Prakaraṇa 5 · Verse 20
यथा निद्रां समाश्रित्य सुखं दुःखं न बुध्यते । तथा ब्रह्मात्मना स्थातुं सुखं नान्यत् कदा चन ॥
yathā nidrāṃ samāśritya sukhaṃ duḥkhaṃ na budhyate | tathā brahmātmanā sthātuṃ sukhaṃ nānyat kadā cana ||
Just as in deep sleep, resting upon it, one knows neither happiness nor suffering, so abiding in Brahman is bliss, never anything else.
The sūtra returns to the analogy of deep sleep (suṣupti), but with a new inflection. Previously it was used to illustrate the absence of an object; here it is used to illustrate the absence of suffering and enjoyment. In suṣupti there is neither happiness nor unhappiness—not because we are insensitive, but because there is no mind to project a duality of value onto experience.
The verb “samāśritya”—“leaning on” or “relying upon”—is technically significant. It is not that we “fall” into sleep; rather, we lean on it, we use it as a temporary support. In the same way, Brahman is not something we “attain,” but something upon which we are always leaning, from which we are never separate. The separation is like that of a fish seeking the ocean: it is already in it, it simply does not know where it is.

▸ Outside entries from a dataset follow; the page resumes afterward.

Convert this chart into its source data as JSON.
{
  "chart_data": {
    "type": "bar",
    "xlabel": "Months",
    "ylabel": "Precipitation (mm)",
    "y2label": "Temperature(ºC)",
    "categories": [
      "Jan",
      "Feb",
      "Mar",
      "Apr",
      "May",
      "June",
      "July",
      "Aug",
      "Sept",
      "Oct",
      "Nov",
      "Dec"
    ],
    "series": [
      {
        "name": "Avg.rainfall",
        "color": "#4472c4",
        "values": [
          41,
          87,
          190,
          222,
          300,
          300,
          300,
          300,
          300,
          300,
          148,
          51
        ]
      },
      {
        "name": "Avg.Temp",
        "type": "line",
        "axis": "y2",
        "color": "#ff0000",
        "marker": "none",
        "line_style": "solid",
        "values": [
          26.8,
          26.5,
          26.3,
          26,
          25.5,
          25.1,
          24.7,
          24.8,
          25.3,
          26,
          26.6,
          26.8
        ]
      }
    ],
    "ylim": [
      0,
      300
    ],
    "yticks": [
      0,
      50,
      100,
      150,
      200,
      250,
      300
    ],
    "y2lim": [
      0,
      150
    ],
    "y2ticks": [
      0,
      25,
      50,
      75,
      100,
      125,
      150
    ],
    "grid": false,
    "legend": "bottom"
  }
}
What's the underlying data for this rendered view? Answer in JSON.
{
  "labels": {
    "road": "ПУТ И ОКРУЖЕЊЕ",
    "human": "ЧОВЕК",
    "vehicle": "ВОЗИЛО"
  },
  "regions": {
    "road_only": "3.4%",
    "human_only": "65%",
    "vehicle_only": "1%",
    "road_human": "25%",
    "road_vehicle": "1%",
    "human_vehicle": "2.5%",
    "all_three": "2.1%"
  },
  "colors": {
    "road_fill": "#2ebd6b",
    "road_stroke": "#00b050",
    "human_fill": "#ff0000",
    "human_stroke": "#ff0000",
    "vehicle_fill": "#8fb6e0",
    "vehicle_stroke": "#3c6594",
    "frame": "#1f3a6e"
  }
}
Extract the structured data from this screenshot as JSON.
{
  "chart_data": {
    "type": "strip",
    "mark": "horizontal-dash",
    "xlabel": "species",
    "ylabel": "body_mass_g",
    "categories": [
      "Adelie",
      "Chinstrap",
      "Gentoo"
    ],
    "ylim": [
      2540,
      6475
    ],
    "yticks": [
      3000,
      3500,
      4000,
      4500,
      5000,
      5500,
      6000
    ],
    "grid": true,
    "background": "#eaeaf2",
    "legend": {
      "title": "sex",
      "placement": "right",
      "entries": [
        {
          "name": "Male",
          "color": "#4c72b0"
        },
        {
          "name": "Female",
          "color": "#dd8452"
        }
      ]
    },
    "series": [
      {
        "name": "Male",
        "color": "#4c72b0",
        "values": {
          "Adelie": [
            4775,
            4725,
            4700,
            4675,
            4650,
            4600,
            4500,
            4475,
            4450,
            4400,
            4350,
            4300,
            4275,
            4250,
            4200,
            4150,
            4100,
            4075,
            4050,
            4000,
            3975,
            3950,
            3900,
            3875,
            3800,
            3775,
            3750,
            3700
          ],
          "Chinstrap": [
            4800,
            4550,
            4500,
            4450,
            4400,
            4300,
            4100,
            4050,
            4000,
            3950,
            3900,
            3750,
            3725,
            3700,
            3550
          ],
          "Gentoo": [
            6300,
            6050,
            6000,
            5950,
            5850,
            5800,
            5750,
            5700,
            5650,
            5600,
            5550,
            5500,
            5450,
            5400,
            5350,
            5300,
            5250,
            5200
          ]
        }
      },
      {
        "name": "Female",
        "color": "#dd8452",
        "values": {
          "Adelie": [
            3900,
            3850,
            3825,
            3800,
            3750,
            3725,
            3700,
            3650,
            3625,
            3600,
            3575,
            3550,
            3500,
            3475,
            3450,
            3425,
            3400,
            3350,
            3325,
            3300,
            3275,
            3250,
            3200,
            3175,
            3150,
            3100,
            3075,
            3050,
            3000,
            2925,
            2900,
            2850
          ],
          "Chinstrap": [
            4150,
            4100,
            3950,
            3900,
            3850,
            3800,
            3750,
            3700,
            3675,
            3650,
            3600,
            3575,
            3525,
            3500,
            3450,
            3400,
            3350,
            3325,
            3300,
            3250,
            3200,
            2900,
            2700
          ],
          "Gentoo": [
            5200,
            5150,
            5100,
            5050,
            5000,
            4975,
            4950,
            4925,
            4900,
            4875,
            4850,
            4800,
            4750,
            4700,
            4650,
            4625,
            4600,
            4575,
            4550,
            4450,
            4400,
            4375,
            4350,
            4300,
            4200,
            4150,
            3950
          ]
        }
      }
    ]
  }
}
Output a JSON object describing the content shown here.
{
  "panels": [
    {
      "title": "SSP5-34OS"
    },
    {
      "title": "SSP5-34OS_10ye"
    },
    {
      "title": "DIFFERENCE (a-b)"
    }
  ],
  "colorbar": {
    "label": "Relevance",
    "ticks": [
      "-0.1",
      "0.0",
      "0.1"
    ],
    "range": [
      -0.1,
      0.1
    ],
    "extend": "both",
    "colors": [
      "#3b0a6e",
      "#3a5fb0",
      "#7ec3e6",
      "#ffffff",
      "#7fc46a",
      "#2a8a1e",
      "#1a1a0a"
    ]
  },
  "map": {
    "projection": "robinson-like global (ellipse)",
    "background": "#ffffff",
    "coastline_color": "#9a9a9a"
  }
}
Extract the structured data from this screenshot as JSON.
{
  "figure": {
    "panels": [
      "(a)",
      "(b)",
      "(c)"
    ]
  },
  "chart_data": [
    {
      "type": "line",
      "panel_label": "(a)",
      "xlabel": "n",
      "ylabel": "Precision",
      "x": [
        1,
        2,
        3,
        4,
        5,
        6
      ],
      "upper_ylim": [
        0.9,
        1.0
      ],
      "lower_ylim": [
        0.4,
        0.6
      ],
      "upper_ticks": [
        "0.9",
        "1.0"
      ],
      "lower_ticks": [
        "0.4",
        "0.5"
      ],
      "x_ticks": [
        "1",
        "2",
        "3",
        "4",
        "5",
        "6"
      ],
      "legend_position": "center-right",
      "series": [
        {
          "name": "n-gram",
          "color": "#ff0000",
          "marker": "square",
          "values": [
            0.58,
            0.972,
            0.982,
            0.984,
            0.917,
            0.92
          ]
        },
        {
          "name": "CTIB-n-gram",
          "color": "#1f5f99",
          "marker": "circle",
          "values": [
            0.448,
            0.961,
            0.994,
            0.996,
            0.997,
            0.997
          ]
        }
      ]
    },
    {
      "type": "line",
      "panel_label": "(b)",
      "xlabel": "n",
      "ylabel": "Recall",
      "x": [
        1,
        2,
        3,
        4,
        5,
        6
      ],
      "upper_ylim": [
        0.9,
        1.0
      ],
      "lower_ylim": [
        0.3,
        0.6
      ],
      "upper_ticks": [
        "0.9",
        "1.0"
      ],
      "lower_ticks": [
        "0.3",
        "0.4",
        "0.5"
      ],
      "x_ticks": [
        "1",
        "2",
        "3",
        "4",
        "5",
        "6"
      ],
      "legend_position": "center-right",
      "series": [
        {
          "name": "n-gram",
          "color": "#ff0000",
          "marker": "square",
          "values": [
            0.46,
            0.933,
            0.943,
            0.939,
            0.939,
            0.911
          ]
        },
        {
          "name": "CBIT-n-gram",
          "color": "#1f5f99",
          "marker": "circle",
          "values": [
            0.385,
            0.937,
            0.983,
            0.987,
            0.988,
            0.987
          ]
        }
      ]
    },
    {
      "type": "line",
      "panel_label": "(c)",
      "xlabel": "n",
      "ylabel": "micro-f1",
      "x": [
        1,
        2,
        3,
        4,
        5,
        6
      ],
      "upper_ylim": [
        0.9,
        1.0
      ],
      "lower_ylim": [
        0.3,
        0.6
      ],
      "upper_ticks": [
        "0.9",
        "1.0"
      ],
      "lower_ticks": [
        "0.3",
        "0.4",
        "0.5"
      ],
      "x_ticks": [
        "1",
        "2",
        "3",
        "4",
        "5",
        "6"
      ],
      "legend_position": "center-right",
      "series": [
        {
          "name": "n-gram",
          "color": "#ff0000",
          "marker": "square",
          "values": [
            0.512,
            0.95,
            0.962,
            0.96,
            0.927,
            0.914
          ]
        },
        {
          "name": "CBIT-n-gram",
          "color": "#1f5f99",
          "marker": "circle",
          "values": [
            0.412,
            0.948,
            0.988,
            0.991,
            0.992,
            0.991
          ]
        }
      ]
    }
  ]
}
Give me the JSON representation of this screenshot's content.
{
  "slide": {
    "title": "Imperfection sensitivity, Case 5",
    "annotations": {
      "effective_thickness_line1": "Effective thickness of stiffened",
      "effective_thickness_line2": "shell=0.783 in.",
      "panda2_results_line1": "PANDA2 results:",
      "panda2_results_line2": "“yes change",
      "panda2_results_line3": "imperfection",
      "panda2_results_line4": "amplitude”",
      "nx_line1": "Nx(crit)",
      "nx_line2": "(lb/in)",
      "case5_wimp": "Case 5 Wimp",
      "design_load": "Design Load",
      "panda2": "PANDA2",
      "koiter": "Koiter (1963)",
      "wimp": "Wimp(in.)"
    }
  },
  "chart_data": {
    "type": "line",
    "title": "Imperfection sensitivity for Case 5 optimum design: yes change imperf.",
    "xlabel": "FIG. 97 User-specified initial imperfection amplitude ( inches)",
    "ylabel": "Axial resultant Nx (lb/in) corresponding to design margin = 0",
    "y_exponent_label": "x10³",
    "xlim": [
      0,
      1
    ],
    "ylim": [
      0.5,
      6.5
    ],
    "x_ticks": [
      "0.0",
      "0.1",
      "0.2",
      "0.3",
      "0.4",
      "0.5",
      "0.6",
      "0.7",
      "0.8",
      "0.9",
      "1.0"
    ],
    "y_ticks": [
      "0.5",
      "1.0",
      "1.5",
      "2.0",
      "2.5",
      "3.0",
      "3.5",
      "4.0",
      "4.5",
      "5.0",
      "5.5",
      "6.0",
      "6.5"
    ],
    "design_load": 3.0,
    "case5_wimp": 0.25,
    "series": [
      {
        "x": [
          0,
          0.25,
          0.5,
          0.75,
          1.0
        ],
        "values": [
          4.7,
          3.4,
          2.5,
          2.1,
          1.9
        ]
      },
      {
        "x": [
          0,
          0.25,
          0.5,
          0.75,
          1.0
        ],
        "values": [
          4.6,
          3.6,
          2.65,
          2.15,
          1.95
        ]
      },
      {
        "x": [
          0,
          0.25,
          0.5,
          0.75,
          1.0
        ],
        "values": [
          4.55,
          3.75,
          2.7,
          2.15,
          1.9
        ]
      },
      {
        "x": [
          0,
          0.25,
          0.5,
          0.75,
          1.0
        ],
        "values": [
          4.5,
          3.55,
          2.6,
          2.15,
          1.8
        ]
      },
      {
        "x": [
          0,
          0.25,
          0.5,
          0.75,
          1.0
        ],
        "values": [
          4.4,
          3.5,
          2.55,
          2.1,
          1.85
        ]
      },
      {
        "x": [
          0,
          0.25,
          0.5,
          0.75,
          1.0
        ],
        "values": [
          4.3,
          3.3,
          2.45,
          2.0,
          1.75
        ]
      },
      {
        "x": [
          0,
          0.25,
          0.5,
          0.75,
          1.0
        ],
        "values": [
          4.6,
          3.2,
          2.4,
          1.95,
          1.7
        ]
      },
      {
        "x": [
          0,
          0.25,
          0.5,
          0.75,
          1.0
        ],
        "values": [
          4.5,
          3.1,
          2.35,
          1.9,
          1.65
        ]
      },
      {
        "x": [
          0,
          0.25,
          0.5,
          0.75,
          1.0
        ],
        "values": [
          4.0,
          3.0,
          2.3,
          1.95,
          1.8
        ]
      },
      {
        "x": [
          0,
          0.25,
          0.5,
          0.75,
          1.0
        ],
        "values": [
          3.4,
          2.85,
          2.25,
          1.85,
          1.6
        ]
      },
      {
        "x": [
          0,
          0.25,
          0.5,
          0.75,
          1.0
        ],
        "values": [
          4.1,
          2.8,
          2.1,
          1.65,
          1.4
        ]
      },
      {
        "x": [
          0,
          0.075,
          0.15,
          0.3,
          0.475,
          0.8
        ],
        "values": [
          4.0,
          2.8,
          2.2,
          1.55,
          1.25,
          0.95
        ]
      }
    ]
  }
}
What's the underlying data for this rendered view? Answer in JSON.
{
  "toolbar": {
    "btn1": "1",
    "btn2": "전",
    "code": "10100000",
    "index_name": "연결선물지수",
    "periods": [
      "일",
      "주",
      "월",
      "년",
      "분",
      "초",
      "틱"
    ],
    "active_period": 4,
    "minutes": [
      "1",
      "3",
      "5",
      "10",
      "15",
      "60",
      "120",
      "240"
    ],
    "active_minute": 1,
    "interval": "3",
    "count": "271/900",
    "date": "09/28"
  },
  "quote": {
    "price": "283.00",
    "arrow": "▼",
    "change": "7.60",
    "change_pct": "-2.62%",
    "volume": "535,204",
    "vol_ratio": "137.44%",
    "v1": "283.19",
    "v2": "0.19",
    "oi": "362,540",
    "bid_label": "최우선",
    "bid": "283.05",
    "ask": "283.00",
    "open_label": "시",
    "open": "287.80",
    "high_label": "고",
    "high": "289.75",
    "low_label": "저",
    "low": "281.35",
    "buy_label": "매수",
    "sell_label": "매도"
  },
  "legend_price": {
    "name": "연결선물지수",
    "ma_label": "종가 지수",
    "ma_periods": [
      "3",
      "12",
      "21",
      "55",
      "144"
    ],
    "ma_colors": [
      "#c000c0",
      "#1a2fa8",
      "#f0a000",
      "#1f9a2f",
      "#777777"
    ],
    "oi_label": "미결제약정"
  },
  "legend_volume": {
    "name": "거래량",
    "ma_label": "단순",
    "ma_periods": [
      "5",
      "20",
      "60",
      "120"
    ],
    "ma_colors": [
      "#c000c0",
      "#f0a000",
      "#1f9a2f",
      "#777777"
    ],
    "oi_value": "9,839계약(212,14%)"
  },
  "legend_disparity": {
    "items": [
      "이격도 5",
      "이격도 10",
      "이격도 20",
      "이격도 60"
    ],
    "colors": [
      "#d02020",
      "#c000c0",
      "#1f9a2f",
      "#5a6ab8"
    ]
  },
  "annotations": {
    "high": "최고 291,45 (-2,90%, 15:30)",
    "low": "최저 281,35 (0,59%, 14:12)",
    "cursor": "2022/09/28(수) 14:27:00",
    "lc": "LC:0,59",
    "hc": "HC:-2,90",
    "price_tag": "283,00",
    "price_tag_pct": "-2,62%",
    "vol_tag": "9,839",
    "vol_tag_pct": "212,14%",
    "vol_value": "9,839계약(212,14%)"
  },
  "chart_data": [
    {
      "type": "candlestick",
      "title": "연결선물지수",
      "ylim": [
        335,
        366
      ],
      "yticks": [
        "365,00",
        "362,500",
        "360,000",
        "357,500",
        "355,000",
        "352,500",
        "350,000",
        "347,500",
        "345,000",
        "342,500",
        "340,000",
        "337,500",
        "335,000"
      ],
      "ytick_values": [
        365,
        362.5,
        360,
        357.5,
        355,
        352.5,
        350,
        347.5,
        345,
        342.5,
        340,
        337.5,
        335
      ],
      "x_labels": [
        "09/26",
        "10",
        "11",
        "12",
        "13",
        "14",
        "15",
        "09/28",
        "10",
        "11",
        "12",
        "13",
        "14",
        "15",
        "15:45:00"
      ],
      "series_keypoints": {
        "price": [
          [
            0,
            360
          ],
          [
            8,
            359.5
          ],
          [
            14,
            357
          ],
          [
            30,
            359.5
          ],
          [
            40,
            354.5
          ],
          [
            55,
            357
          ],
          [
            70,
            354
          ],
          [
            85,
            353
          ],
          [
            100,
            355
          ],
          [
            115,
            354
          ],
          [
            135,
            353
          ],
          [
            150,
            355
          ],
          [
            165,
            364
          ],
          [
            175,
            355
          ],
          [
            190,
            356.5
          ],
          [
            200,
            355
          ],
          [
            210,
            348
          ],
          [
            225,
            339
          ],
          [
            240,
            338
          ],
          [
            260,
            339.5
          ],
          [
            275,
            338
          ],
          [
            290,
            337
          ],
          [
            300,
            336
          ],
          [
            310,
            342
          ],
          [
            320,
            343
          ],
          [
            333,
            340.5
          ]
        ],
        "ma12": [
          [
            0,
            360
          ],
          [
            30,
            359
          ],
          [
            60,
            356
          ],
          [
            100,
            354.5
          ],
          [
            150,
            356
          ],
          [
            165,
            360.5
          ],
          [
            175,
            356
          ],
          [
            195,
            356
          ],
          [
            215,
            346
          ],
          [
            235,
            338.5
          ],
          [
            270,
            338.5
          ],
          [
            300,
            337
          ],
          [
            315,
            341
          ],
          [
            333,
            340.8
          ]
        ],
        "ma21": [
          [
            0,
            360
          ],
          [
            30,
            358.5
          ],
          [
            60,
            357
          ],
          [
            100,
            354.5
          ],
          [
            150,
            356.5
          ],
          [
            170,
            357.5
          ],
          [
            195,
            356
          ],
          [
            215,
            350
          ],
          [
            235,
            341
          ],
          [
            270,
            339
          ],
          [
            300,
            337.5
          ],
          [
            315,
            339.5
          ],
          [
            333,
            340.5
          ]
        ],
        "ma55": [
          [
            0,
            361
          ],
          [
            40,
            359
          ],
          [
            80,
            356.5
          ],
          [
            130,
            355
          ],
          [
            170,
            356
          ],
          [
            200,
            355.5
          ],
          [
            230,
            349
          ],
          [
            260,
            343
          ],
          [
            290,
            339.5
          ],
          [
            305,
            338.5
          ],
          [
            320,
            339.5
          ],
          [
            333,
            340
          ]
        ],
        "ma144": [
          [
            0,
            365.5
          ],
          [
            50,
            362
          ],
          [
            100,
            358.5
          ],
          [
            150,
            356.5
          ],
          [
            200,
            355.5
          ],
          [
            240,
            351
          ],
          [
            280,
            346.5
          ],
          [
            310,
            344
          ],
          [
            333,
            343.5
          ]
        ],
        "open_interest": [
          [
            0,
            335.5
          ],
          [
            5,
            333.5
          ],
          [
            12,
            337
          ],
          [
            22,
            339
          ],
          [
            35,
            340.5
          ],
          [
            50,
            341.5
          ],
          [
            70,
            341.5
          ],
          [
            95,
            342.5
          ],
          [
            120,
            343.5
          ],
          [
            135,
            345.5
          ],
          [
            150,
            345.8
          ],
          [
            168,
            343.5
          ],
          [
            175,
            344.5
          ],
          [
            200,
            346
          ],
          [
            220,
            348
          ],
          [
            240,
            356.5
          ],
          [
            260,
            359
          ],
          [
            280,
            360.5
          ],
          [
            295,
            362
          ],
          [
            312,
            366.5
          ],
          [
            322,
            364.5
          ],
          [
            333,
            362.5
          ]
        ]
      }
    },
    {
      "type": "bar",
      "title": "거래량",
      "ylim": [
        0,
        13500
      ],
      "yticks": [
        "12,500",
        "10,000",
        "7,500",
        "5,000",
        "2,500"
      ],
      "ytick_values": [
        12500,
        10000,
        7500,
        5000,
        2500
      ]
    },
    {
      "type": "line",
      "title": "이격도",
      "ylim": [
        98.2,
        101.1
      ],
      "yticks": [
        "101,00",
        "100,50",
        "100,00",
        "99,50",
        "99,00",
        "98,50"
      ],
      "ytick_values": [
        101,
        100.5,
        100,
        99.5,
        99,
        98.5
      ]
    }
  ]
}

“Sukhaṃ nānyat kadā cana”—“happiness, never anything else”—is a definitive statement that redefines the very concept of happiness. There are no “types” of happiness: sensory happiness, mental happiness, spiritual happiness. There is only one happiness that appears in different ways according to the instrument through which it is refracted. Brahman-sukha is the white light; all other happinesses are colors of its prism. The practice of yoga does not seek “another” happiness; it seeks to remove the prisms that scatter the light which is already our nature.